Subió solo a la cima de un peñasco para ver mejor el río, en uno de los momentos más tensos de la expedición, con la moral del grupo destruida. Llegando, fue interceptado por un viejo y dos adolescentes. Viajaban con túnicas de cuero mal trabajado y los pies cubiertos con anchas trenzas. Eran blancos y hablaban un español diáfano. Le confesaron que tenían cuatro días siguiéndolos. Lo invitaron a Leópolis, seguros de que él nunca había escuchado mentarlo, con la condición de que dejara las cámaras. Él les pidió tiempo para consultarlo con el resto del grupo, a lo que ellos accedieron sonrientes, prometiéndole que al siguiente día se verían de nuevo. El trayecto, le dijeron, constaba de tres días, dependiendo del tiempo, pero no requerían cruzar el crecido río.

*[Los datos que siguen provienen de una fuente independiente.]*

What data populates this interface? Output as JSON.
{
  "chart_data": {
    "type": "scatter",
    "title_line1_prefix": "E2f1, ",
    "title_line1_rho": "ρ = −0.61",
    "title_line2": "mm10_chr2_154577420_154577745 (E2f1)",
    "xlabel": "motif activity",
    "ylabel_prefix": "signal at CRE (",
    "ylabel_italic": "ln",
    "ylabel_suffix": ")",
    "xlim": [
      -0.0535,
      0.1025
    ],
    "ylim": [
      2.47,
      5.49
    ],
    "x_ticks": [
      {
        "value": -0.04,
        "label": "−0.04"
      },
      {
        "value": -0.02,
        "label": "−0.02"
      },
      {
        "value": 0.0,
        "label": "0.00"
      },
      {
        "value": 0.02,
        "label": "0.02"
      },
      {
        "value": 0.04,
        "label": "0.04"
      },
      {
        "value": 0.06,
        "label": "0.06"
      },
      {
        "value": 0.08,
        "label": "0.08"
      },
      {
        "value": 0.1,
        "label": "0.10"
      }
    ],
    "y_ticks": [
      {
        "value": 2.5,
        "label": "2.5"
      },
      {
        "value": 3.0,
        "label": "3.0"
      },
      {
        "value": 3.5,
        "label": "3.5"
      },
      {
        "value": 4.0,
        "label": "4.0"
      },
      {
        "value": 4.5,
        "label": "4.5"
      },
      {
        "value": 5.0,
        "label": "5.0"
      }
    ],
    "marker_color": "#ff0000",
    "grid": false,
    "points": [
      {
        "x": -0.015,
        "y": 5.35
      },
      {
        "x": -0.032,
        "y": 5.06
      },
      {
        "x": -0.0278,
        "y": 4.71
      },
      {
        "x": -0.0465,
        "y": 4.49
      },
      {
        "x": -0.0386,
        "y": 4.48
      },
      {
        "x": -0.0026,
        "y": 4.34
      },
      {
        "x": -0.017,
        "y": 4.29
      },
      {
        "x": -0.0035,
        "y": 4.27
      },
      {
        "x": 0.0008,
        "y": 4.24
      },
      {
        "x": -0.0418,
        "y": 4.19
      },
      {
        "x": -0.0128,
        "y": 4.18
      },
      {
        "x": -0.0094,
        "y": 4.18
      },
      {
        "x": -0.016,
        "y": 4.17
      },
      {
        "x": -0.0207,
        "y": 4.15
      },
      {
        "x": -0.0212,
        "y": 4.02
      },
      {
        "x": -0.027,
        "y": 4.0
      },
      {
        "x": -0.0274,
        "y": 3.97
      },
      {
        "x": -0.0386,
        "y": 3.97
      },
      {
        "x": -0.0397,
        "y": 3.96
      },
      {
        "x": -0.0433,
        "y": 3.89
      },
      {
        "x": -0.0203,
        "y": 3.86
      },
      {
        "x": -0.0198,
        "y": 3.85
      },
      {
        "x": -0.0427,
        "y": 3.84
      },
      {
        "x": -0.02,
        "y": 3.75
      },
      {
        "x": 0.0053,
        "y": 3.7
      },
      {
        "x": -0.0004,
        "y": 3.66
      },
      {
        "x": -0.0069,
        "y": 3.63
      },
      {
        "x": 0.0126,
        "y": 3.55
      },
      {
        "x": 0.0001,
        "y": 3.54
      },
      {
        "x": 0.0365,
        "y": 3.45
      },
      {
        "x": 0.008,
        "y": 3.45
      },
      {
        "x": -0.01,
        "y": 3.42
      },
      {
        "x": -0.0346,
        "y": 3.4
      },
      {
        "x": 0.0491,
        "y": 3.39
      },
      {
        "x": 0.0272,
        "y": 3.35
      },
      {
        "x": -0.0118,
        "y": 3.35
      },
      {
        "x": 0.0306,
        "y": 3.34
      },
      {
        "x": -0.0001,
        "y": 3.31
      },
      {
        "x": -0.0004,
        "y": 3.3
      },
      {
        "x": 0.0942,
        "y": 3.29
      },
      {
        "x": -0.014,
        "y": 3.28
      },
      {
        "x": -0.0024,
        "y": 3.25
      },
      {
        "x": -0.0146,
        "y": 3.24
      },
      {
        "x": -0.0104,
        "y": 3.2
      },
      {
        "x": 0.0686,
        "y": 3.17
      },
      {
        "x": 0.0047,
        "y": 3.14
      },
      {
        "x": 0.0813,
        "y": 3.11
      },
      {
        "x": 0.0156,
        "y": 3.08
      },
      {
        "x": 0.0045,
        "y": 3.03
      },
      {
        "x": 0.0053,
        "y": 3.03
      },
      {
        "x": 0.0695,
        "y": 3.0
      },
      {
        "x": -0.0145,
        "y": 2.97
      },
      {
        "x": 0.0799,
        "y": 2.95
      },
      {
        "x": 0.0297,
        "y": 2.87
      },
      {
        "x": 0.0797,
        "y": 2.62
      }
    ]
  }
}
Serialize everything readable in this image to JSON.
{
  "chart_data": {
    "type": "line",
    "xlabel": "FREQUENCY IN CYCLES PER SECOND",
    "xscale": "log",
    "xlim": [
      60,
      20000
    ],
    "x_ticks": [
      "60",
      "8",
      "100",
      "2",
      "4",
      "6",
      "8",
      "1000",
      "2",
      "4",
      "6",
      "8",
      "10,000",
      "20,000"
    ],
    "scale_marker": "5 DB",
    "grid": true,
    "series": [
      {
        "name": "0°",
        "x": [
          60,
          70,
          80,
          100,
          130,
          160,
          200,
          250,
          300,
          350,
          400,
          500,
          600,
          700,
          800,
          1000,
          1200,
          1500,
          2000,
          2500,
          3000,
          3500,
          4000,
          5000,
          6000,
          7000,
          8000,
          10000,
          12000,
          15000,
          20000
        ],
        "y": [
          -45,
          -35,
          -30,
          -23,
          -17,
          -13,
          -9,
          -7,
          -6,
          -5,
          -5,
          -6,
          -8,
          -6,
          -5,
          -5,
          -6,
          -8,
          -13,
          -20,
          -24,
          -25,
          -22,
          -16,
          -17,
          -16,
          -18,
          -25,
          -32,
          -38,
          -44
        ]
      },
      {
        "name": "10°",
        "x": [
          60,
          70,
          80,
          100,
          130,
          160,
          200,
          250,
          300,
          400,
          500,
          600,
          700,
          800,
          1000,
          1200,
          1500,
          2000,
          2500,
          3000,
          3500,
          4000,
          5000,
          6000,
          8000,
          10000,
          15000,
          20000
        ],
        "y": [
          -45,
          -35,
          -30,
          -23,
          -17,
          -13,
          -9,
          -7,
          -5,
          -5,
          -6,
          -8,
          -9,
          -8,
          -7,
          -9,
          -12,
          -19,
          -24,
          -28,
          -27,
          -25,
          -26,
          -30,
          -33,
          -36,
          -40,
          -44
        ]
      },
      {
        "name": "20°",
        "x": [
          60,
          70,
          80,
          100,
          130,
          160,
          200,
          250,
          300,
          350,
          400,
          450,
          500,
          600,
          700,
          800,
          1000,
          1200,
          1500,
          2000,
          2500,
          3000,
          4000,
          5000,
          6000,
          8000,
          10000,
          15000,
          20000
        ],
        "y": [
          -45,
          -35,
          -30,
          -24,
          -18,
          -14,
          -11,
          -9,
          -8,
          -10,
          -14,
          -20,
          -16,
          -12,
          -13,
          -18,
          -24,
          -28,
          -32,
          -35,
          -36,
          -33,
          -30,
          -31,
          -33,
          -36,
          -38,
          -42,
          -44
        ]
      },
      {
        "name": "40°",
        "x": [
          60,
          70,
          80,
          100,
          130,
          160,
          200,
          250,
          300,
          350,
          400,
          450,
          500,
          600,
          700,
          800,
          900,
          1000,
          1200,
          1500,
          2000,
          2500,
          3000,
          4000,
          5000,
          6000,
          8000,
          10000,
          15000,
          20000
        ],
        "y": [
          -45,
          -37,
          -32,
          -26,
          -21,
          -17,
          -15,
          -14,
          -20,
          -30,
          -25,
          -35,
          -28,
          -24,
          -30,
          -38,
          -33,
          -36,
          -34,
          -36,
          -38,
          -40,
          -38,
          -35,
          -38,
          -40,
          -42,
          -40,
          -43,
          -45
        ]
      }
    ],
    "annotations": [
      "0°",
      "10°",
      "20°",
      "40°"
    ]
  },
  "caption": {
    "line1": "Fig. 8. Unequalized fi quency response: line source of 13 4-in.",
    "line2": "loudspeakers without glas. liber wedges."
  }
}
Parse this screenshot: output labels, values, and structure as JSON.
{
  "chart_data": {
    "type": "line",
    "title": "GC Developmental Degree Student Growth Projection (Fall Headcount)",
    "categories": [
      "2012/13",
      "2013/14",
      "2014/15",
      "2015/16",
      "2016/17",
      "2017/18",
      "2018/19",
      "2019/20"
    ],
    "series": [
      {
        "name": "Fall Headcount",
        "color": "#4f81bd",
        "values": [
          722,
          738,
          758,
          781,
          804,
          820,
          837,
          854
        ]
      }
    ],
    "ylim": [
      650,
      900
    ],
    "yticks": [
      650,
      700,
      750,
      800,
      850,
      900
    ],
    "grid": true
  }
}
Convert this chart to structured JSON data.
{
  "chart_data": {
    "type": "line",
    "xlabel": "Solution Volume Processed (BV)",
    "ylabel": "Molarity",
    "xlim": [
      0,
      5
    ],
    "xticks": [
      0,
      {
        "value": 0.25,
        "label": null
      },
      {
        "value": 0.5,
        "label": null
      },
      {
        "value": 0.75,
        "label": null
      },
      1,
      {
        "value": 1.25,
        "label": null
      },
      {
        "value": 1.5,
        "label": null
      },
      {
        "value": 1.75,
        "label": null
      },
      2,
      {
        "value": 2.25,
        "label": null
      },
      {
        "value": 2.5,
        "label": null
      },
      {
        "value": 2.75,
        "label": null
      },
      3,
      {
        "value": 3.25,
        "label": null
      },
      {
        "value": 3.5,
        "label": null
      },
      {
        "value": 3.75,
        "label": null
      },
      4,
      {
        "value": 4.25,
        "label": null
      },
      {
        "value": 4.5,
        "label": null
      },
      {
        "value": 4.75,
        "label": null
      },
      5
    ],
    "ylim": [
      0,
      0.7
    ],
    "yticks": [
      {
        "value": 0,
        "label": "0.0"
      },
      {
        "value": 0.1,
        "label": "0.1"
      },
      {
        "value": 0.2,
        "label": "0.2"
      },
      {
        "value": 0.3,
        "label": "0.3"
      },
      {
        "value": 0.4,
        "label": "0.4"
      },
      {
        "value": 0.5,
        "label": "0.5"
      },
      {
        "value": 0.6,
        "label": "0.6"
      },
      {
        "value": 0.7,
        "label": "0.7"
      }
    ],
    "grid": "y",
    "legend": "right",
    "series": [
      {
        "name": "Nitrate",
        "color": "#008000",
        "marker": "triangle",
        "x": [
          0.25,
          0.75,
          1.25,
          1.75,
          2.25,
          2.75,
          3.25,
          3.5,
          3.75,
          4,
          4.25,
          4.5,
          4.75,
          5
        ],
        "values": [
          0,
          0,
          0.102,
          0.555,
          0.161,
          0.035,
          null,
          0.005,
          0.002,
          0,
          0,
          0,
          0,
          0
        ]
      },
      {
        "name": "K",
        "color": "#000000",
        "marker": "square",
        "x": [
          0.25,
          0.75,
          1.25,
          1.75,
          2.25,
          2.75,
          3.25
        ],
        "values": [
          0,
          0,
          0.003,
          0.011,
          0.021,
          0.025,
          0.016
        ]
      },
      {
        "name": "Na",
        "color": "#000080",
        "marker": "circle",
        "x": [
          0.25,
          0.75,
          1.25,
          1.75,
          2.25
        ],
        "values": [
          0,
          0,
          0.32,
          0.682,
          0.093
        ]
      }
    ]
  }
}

Ir significaba el final de la evasiva búsqueda de las ruinas incas, su objetivo original, a cambio de conocer las gentes y el aspecto de la secreta Leópolis. No habría gloriosas ruinas arqueológicas, su nombre no resaltaría en la portada de revistas y periódicos del mundo entero, ni Hollywood haría películas rememorando sus hazañas. Sin embargo, iba sobre seguro. No encontraría la decepción de unas sosas piedras blancas, obra del azar o de alguna tribu menor, sin valor histórico remarcable. Siempre pensó que lo que minaba la moral del grupo era la acechante sospecha de la mayoría de que las piedras serían un fiasco. Poco se imaginaba la ofensa unánime que sentirían cuando propusiera abandonar el glorioso plan de las ruinas incas.


Él sabía que debía decir que no a la invitación. Pero las salidas fáciles son muy tentadoras.